The English Ministry waived the claim of the Irish members, proceeding to deal with other questions in Parliament. Men of note among the Irish party, exasperated by this indifference, then gave encouragement to a new plan of the Land League members, who refused to pay any rent till the landlords treated them fairly. All attempts at eviction were resisted, and the Land League grew so powerful that it threatened to rule the country. The members added considerably to their strength by a new way of punishing men who defied their principles. The Leaguers regarded, with even greater enmity than the landlords, the class of farmers who took possession of farms from which their own men had been evicted because they refused to pay the rent. The first man to be punished by the special method of the League was Captain Boycott, an Englishman, and agent to Lord Earne.

Captain Boycott, in his capacity as agent, served writs on some tenants near Lough Mask, where he had a farm of his own. In return, all the people of the neighbourhood agreed to shun him as though he had some dreadful taint upon him. His servants left the house, his labourers flung down their implements and left the fields, though it was harvest-time. Captain Boycott was a man of energy and courage, and he resolved to brave the League. He worked in his own fields with his wife working at his side, but their task would have been impossible, had they not received help from the North. The Ulster tenants did not suffer from the same grievances as other Irish farmers, and were inclined to oppose the League. They sent men, therefore, to Captain Boycott's farm to gather in the harvest, but there was surely never a less joyous scene than the fields, where reapers worked under the guard of armed men, who followed them closely to see that they were not made the victims of a terrible vengeance. Captain Boycott himself had been protected by a Government force when he set about his work in solitude it was equally necessary to protect any men daring to band themselves against the formidable Land League.

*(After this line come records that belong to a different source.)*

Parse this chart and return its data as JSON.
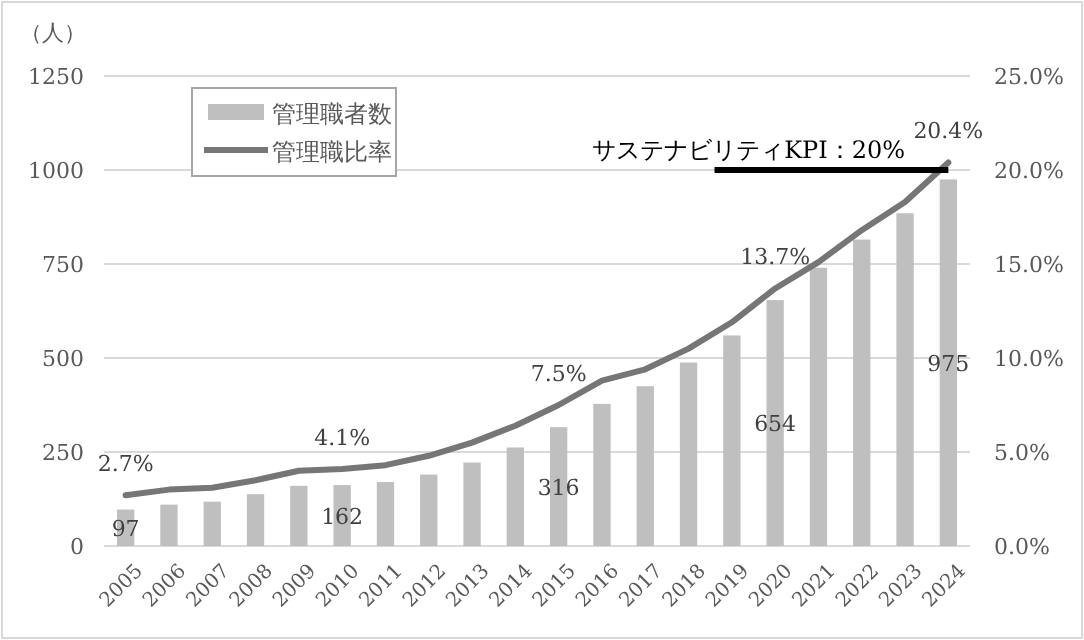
{
  "chart_data": {
    "type": "bar",
    "ylabel": "（人）",
    "categories": [
      "2005",
      "2006",
      "2007",
      "2008",
      "2009",
      "2010",
      "2011",
      "2012",
      "2013",
      "2014",
      "2015",
      "2016",
      "2017",
      "2018",
      "2019",
      "2020",
      "2021",
      "2022",
      "2023",
      "2024"
    ],
    "series": [
      {
        "name": "管理職者数",
        "color": "#bfbfbf",
        "values": [
          97,
          110,
          118,
          138,
          160,
          162,
          170,
          190,
          222,
          262,
          316,
          378,
          425,
          488,
          560,
          654,
          740,
          815,
          885,
          975
        ],
        "value_labels": [
          "97",
          null,
          null,
          null,
          null,
          "162",
          null,
          null,
          null,
          null,
          "316",
          null,
          null,
          null,
          null,
          "654",
          null,
          null,
          null,
          "975"
        ]
      },
      {
        "name": "管理職比率",
        "type": "line",
        "axis": "y2",
        "color": "#767676",
        "values": [
          2.7,
          3.0,
          3.1,
          3.5,
          4.0,
          4.1,
          4.3,
          4.8,
          5.5,
          6.4,
          7.5,
          8.8,
          9.4,
          10.5,
          11.9,
          13.7,
          15.1,
          16.8,
          18.3,
          20.4
        ],
        "value_labels": [
          "2.7%",
          null,
          null,
          null,
          null,
          "4.1%",
          null,
          null,
          null,
          null,
          "7.5%",
          null,
          null,
          null,
          null,
          "13.7%",
          null,
          null,
          null,
          "20.4%"
        ]
      }
    ],
    "ylim": [
      0,
      1250
    ],
    "yticks": [
      0,
      250,
      500,
      750,
      1000,
      1250
    ],
    "y2lim": [
      0,
      25
    ],
    "y2ticks": [
      {
        "value": 0,
        "label": "0.0%"
      },
      {
        "value": 5,
        "label": "5.0%"
      },
      {
        "value": 10,
        "label": "10.0%"
      },
      {
        "value": 15,
        "label": "15.0%"
      },
      {
        "value": 20,
        "label": "20.0%"
      },
      {
        "value": 25,
        "label": "25.0%"
      }
    ],
    "ref_lines": [
      {
        "axis": "y2",
        "value": 20,
        "label": "サステナビリティKPI：20%",
        "color": "#000000"
      }
    ],
    "grid": "y",
    "legend": "top left",
    "marker": "none",
    "line_style": "solid"
  }
}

Similar scenes were re-enacted year by year in different parts of Ireland. The League could not be compelled to give up their "boycotting" by law, because its power lay not in what they did to men but in what they left undone. If a man was marked by the League for punishment, all the members of his household fall under the same isolation. His children were placed apart from other children at school and made to feel like outcasts. Servants ran grave risks when they took service with "boycotted" masters, for it was a law of the League that nobody should do a stroke of work for a farmer under the ban. To this day, indeed, such servants may be seen at chapel under the escort of armed policemen!

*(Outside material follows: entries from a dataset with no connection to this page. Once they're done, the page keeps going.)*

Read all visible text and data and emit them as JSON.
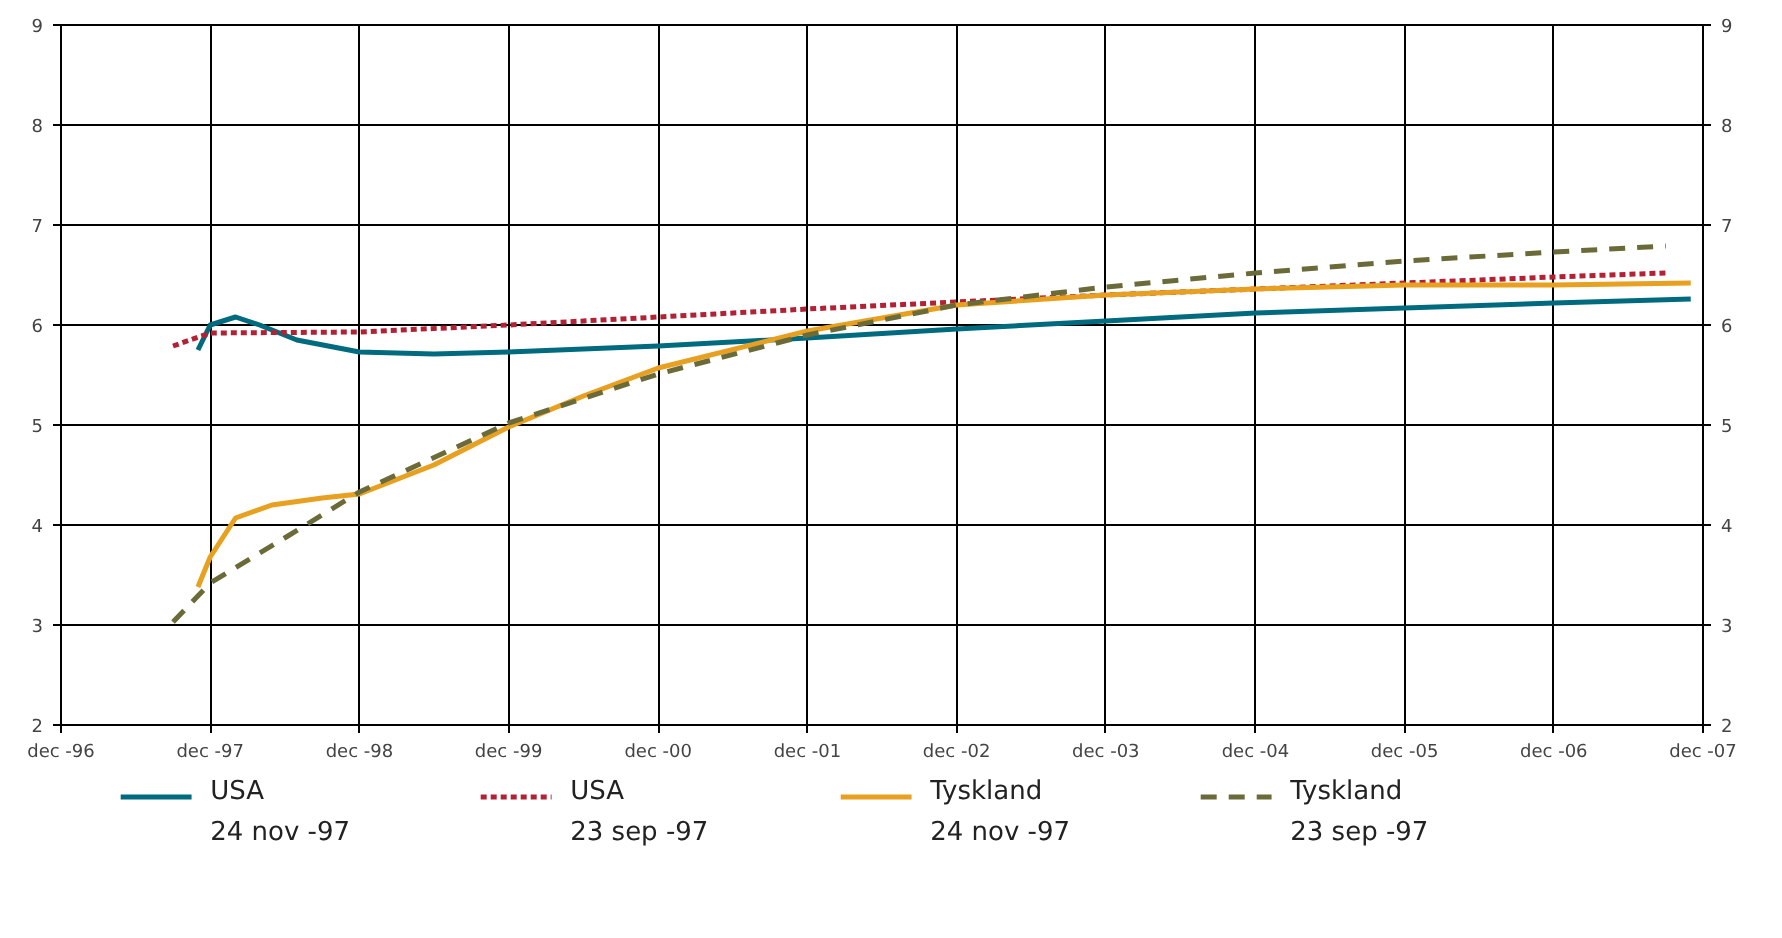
{
  "chart_data": {
    "type": "line",
    "xlim": [
      "1996-12",
      "2007-12"
    ],
    "xticks": [
      {
        "value": "1996-12",
        "label": "dec -96"
      },
      {
        "value": "1997-12",
        "label": "dec -97"
      },
      {
        "value": "1998-12",
        "label": "dec -98"
      },
      {
        "value": "1999-12",
        "label": "dec -99"
      },
      {
        "value": "2000-12",
        "label": "dec -00"
      },
      {
        "value": "2001-12",
        "label": "dec -01"
      },
      {
        "value": "2002-12",
        "label": "dec -02"
      },
      {
        "value": "2003-12",
        "label": "dec -03"
      },
      {
        "value": "2004-12",
        "label": "dec -04"
      },
      {
        "value": "2005-12",
        "label": "dec -05"
      },
      {
        "value": "2006-12",
        "label": "dec -06"
      },
      {
        "value": "2007-12",
        "label": "dec -07"
      }
    ],
    "ylim": [
      2,
      9
    ],
    "yticks": [
      2,
      3,
      4,
      5,
      6,
      7,
      8,
      9
    ],
    "y2lim": [
      2,
      9
    ],
    "y2ticks": [
      2,
      3,
      4,
      5,
      6,
      7,
      8,
      9
    ],
    "grid": true,
    "legend": "bottom",
    "series": [
      {
        "name": "USA\n24 nov -97",
        "color": "#006b7f",
        "line_style": "solid",
        "x": [
          "1997-11",
          "1997-12",
          "1998-02",
          "1998-04",
          "1998-07",
          "1998-12",
          "1999-06",
          "1999-12",
          "2000-12",
          "2001-12",
          "2002-12",
          "2003-12",
          "2004-12",
          "2005-12",
          "2006-12",
          "2007-11"
        ],
        "values": [
          5.75,
          6.0,
          6.08,
          6.0,
          5.85,
          5.73,
          5.71,
          5.73,
          5.79,
          5.87,
          5.96,
          6.04,
          6.12,
          6.17,
          6.22,
          6.26
        ]
      },
      {
        "name": "USA\n23 sep -97",
        "color": "#b22234",
        "line_style": "dotted",
        "x": [
          "1997-09",
          "1997-12",
          "1998-12",
          "1999-12",
          "2000-12",
          "2001-12",
          "2002-12",
          "2003-12",
          "2004-12",
          "2005-12",
          "2006-12",
          "2007-09"
        ],
        "values": [
          5.79,
          5.92,
          5.93,
          6.0,
          6.08,
          6.16,
          6.23,
          6.3,
          6.36,
          6.42,
          6.48,
          6.52
        ]
      },
      {
        "name": "Tyskland\n24 nov -97",
        "color": "#e8a020",
        "line_style": "solid",
        "x": [
          "1997-11",
          "1997-12",
          "1998-02",
          "1998-05",
          "1998-09",
          "1998-12",
          "1999-06",
          "1999-12",
          "2000-06",
          "2000-12",
          "2001-12",
          "2002-12",
          "2003-12",
          "2004-12",
          "2005-12",
          "2006-12",
          "2007-11"
        ],
        "values": [
          3.38,
          3.68,
          4.07,
          4.2,
          4.27,
          4.31,
          4.6,
          4.98,
          5.29,
          5.57,
          5.94,
          6.2,
          6.3,
          6.36,
          6.4,
          6.4,
          6.42
        ]
      },
      {
        "name": "Tyskland\n23 sep -97",
        "color": "#6b6b3a",
        "line_style": "dashed",
        "x": [
          "1997-09",
          "1997-12",
          "1998-06",
          "1998-12",
          "1999-12",
          "2000-12",
          "2001-12",
          "2002-12",
          "2003-12",
          "2004-12",
          "2005-12",
          "2006-12",
          "2007-09"
        ],
        "values": [
          3.03,
          3.42,
          3.87,
          4.33,
          5.02,
          5.51,
          5.9,
          6.2,
          6.38,
          6.52,
          6.64,
          6.73,
          6.79
        ]
      }
    ]
  }
}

It was hard to sustain life sometimes on a "boycotted" farm. The master might be wealthy, but his gold was useless since it was not accepted for food. A shopkeeper would not sell his wares to a boycotted neighbour and all the necessaries of life had to be bought from a distance. The same difficulty attended the sale of farm produce, which might rot before a Land Leaguer would permit its purchase. The farmer usually tried to dispose of his eggs and butter in England, but in this case he suffered loss from the expense of carriage.

Laws of such extreme severity that they were known as Acts of Coercion were passed against the Land League but its policy never wavered. If a member committed any deed of violence, he could be punished by law, but he could not be sent to prison for simply refusing to hold intercourse with another man. Boycotting, however, was a form of revenge that did no better service to those who practised it than to draw the attention of the curious to Ireland. Evictions continued to take place frequently and blood was spilt whenever the police came into sharp conflict with the people.

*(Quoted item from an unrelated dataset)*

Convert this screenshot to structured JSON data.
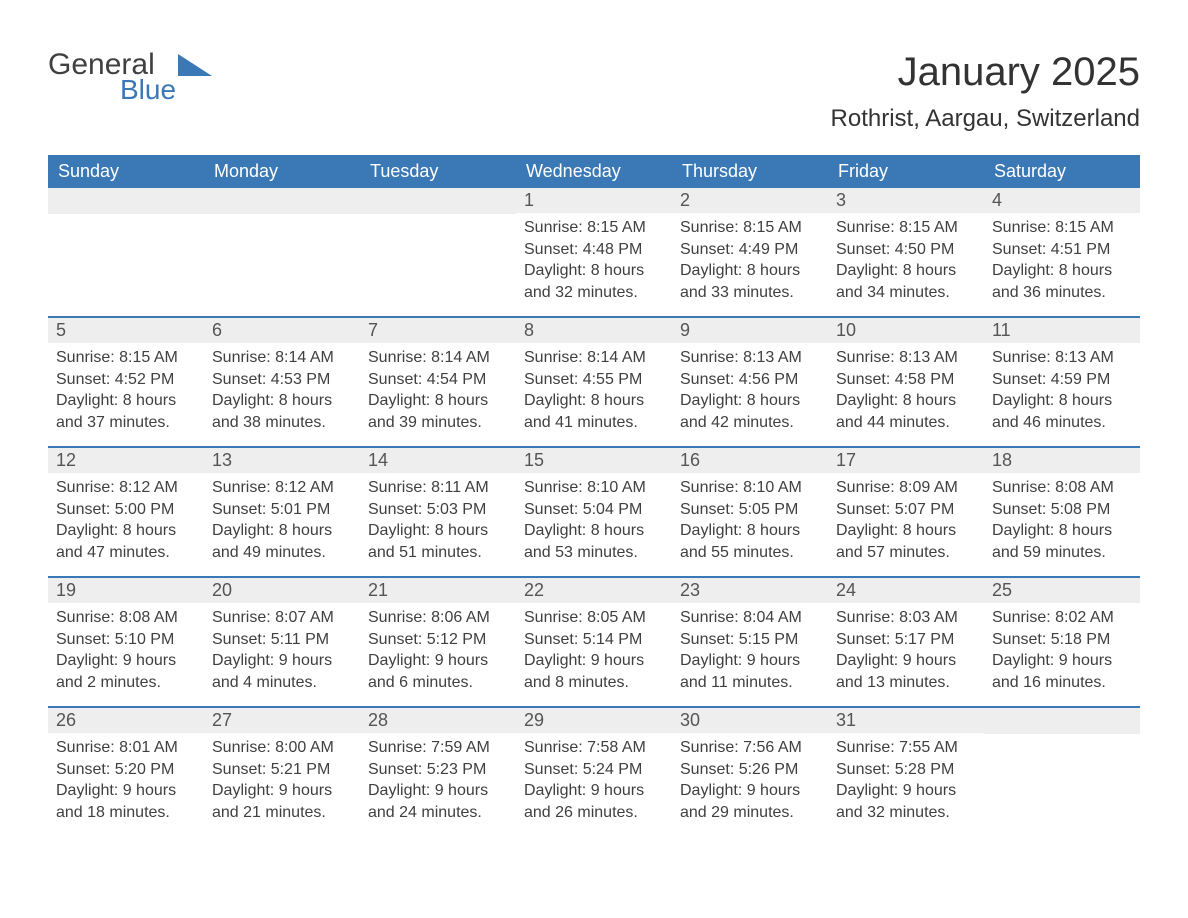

The Land League struck fear into the hearts of Irish land-owners; it alarmed the Government, which had too long deferred the reforms it demanded. Captain Boycott and other farmers suffered from the League, and many members of that body suffered from sentences that often fell unjustly. The Prime Minister, who was later to strive for Home Rule in Ireland, was hardly more successful than his fellows in his attempt to grapple with the problem of the land.